The State Insurance Fund recently signed off on a $242 million loan from Banco Santander Puerto Rico to refinance a prior loan that was in default and for ongoing improvements planned at the government agency.
In November 2006, the SIF took out a $253 million loan from the Government Development Bank, which as per Law 249, the agency had to pay off in its entirety, including interest. However, the SIF did not use the money, which instead was split between $203 million for the Health Reform program and $50 million for the Medical Services Administration, known as ASEM for its Spanish acronym.
“This administration realized that the loan was in default, as the SIF never made any payments,” said SIF Administrator Zoimé Álvarez-Rubio. “As a result, the current administration was forced to pay about $30 million to bring the loan current, thus avoiding affecting Puerto Rico’s credit and we entered into a new agreement with the GDB, which allowed the SIF to find alternatives from private banking to refinance the debt.”
As a result of the new loan, the SIF will save $10,547 in daily interest rates, which translates into more than $3.8 million a year, she said.

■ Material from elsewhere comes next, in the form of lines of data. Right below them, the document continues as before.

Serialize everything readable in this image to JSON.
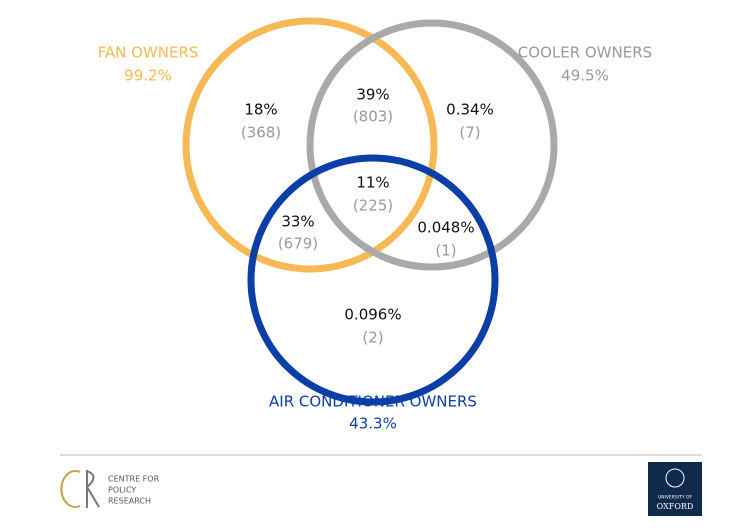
{
  "sets": [
    {
      "label": "FAN OWNERS",
      "share": "99.2%"
    },
    {
      "label": "COOLER OWNERS",
      "share": "49.5%"
    },
    {
      "label": "AIR CONDITIONER OWNERS",
      "share": "43.3%"
    }
  ],
  "regions": [
    {
      "percent": "18%",
      "count": "(368)"
    },
    {
      "percent": "39%",
      "count": "(803)"
    },
    {
      "percent": "0.34%",
      "count": "(7)"
    },
    {
      "percent": "11%",
      "count": "(225)"
    },
    {
      "percent": "33%",
      "count": "(679)"
    },
    {
      "percent": "0.048%",
      "count": "(1)"
    },
    {
      "percent": "0.096%",
      "count": "(2)"
    }
  ],
  "footer": {
    "left_logo": {
      "lines": [
        "CENTRE FOR",
        "POLICY",
        "RESEARCH"
      ]
    },
    "right_logo": {
      "lines": [
        "UNIVERSITY OF",
        "OXFORD"
      ]
    }
  }
}
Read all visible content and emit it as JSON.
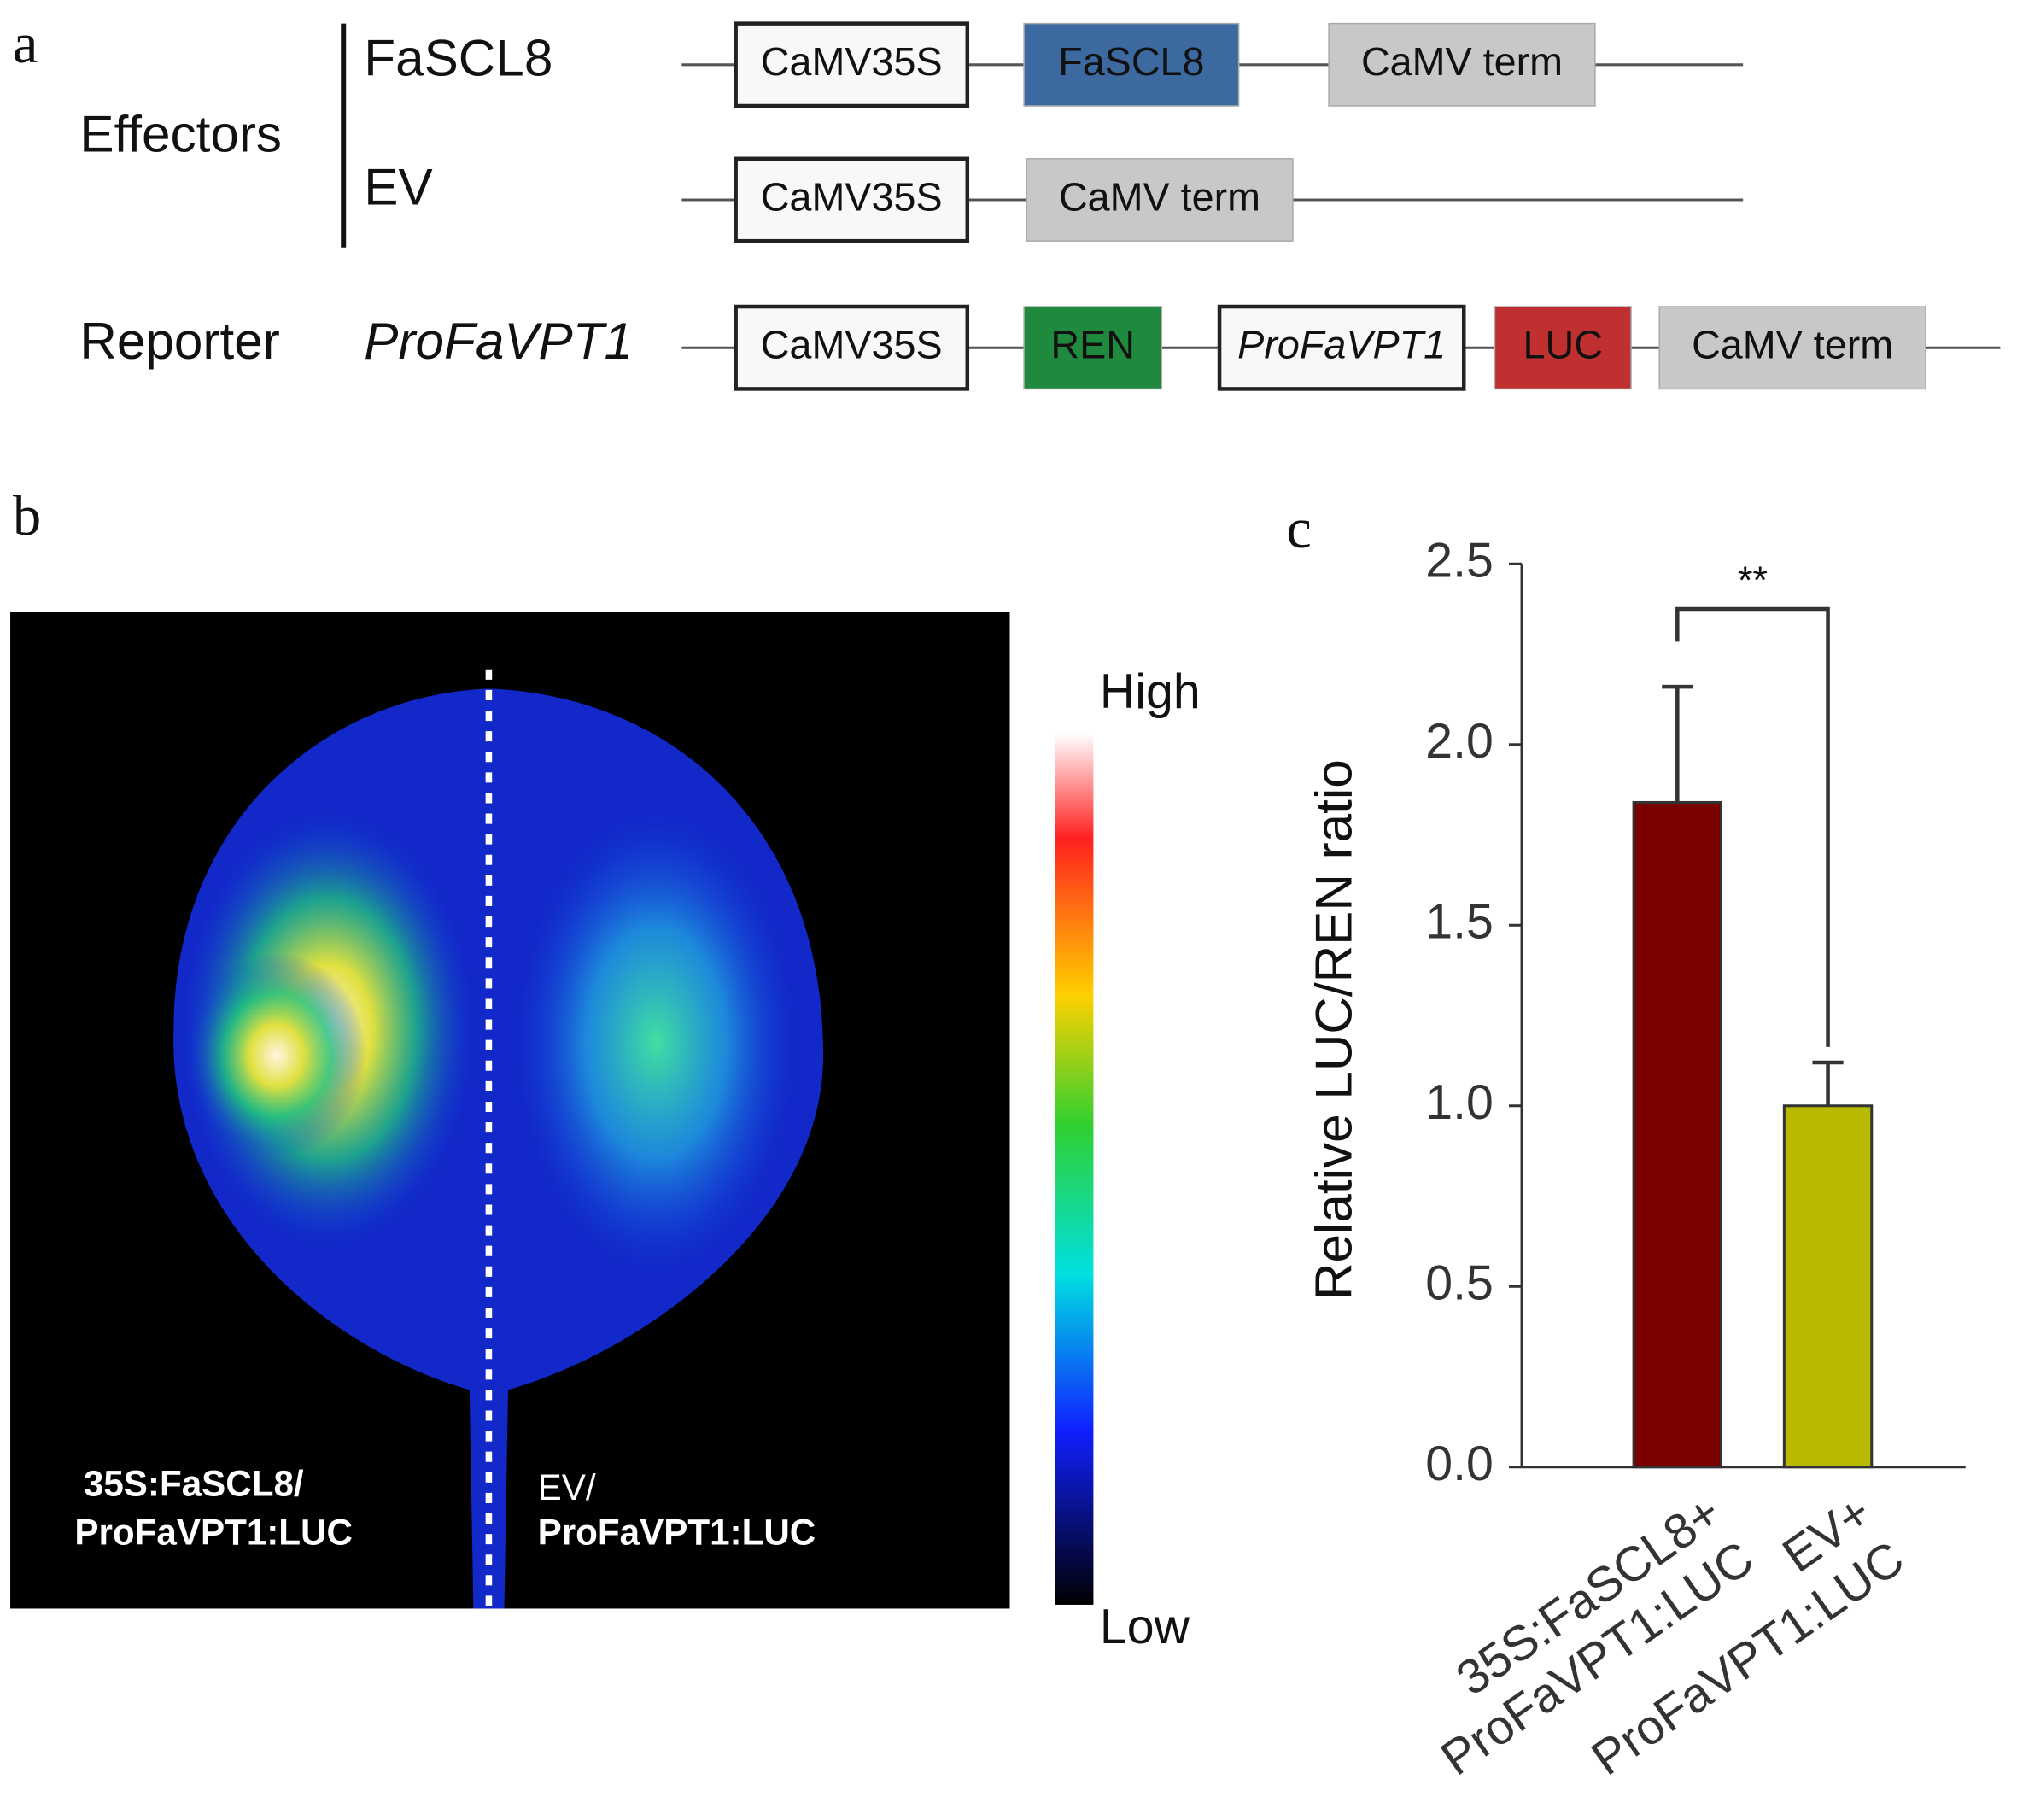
{
  "panel_a": {
    "letter": "a",
    "group_label": "Effectors",
    "reporter_label": "Reporter",
    "constructs": [
      {
        "name": "FaSCL8",
        "elements": [
          {
            "label": "CaMV35S",
            "color": "#f8f8f8"
          },
          {
            "label": "FaSCL8",
            "color": "#3b69a0"
          },
          {
            "label": "CaMV term",
            "color": "#c8c8c8"
          }
        ]
      },
      {
        "name": "EV",
        "elements": [
          {
            "label": "CaMV35S",
            "color": "#f8f8f8"
          },
          {
            "label": "CaMV term",
            "color": "#c8c8c8"
          }
        ]
      },
      {
        "name": "ProFaVPT1",
        "elements": [
          {
            "label": "CaMV35S",
            "color": "#f8f8f8"
          },
          {
            "label": "REN",
            "color": "#1f8a3d"
          },
          {
            "label": "ProFaVPT1",
            "color": "#f8f8f8"
          },
          {
            "label": "LUC",
            "color": "#c03030"
          },
          {
            "label": "CaMV term",
            "color": "#c8c8c8"
          }
        ]
      }
    ]
  },
  "panel_b": {
    "letter": "b",
    "left_label": [
      "35S:FaSCL8/",
      "ProFaVPT1:LUC"
    ],
    "right_label": [
      "EV/",
      "ProFaVPT1:LUC"
    ],
    "scale_high": "High",
    "scale_low": "Low"
  },
  "chart_data": {
    "type": "bar",
    "letter": "c",
    "ylabel": "Relative LUC/REN ratio",
    "categories": [
      [
        "35S:FaSCL8+",
        "ProFaVPT1:LUC"
      ],
      [
        "EV+",
        "ProFaVPT1:LUC"
      ]
    ],
    "values": [
      1.84,
      1.0
    ],
    "errors": [
      0.32,
      0.12
    ],
    "colors": [
      "#7a0000",
      "#b8ba00"
    ],
    "ylim": [
      0,
      2.5
    ],
    "yticks": [
      {
        "value": 0,
        "label": "0.0"
      },
      0.5,
      {
        "value": 1,
        "label": "1.0"
      },
      1.5,
      {
        "value": 2,
        "label": "2.0"
      },
      2.5
    ],
    "annotation": "**"
  }
}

For Santander de Puerto Rico, the transaction with the SIF represent the biggest financing agreement granted to a government agency in recent years, said Javier Hidalgo, president of the Spanish banking institution with long-standing presence on the island.
“Through this significant financing transaction, Santander not only reiterates its firm commitment to strengthening the island’s economy, but also supports the mission of the State Insurance Fund to contribute to the welfare of the Puerto Rican working class,” Hidalgo said.
The new credit facility consists of two years of interest-only payments, followed by a 15-year amortization. A portion of the SIF’s investment portfolio will serve as collateral for the loan.
“This transaction is the product of close collaboration between the public and private banks in which, as in any good business, both parties have benefited,” Álvarez-Rubio said.